Dos sentidos, o cheiro e o tato são os mais desprezados. Os restantes são contemplados até com críticos. Há críticos de música (audição), cinema (audição e visão), artes plásticas (visão), teatro (visão e audição), mas não existe – pelo menos não conheço - um famoso crítico ligado ao univers do cheiro ou do tato, no caso específico dos adores, um especialista em senti-los e transformá-los em palavras. Não se trata apenas de alguém que tenha escrito sobre o assunto, como Patrick Süskind, em O Perfume. O que faz falta no meio das artes é uma Pauline Kael ou um Humberto Eco do aroma.
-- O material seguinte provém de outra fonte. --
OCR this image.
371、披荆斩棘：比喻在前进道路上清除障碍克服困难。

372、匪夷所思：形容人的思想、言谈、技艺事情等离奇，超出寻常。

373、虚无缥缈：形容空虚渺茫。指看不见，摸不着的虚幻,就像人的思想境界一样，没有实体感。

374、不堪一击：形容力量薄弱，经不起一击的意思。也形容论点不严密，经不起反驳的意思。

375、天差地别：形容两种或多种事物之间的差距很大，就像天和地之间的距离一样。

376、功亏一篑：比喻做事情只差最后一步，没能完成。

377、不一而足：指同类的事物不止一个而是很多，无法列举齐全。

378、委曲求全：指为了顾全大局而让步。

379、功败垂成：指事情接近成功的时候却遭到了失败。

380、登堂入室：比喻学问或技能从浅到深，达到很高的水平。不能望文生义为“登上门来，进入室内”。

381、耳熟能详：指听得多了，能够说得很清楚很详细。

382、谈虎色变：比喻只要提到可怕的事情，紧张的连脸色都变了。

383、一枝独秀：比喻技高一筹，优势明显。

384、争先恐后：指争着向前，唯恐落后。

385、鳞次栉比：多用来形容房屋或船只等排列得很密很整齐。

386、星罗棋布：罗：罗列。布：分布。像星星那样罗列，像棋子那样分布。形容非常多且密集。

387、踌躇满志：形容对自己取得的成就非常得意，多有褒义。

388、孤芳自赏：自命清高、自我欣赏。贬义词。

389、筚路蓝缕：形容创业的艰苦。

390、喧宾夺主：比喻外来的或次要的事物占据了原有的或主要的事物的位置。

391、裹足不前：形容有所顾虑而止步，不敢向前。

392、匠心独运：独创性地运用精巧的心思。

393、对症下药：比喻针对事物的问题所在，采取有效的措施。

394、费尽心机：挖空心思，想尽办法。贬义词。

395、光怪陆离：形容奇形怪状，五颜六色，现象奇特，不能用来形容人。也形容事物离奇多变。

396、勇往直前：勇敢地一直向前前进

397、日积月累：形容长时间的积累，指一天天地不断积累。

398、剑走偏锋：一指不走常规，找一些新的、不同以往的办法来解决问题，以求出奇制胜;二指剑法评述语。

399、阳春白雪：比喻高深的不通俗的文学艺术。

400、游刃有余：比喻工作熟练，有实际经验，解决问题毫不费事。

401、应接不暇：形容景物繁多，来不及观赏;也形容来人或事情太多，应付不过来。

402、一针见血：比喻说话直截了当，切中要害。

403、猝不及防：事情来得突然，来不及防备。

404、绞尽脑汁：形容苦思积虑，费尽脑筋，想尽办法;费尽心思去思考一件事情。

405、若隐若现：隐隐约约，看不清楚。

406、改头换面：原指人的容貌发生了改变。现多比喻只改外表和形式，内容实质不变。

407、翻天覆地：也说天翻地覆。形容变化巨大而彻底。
Ocorre o inverso. Como algo a ser escondido ou dissipado, o cheiro é jogado para longe de qualquer debate intelectual. Hoje, por exemplo, ao consultar o Google apareceu a banda Cheiro de Amor no topo de página.
Por mais que se tente enredar pelo cheiro, ele nunca terá o status da visão. Pode-se dizer que tal filme ou livro é realista ou reacionário. Jamais se dirá o mesmo de um determinado cheiro, se ele é marxista ou pós-moderno, hermético ou de apelo popular. Não há bilheteria para o cheiro. Ninguém vai a um local como o cinema para apreciar sensações olfativas. No futuro talvez a TV emane alguma fragrância, mas ainda assim será uma coadjuvante, enfeite de uma cena.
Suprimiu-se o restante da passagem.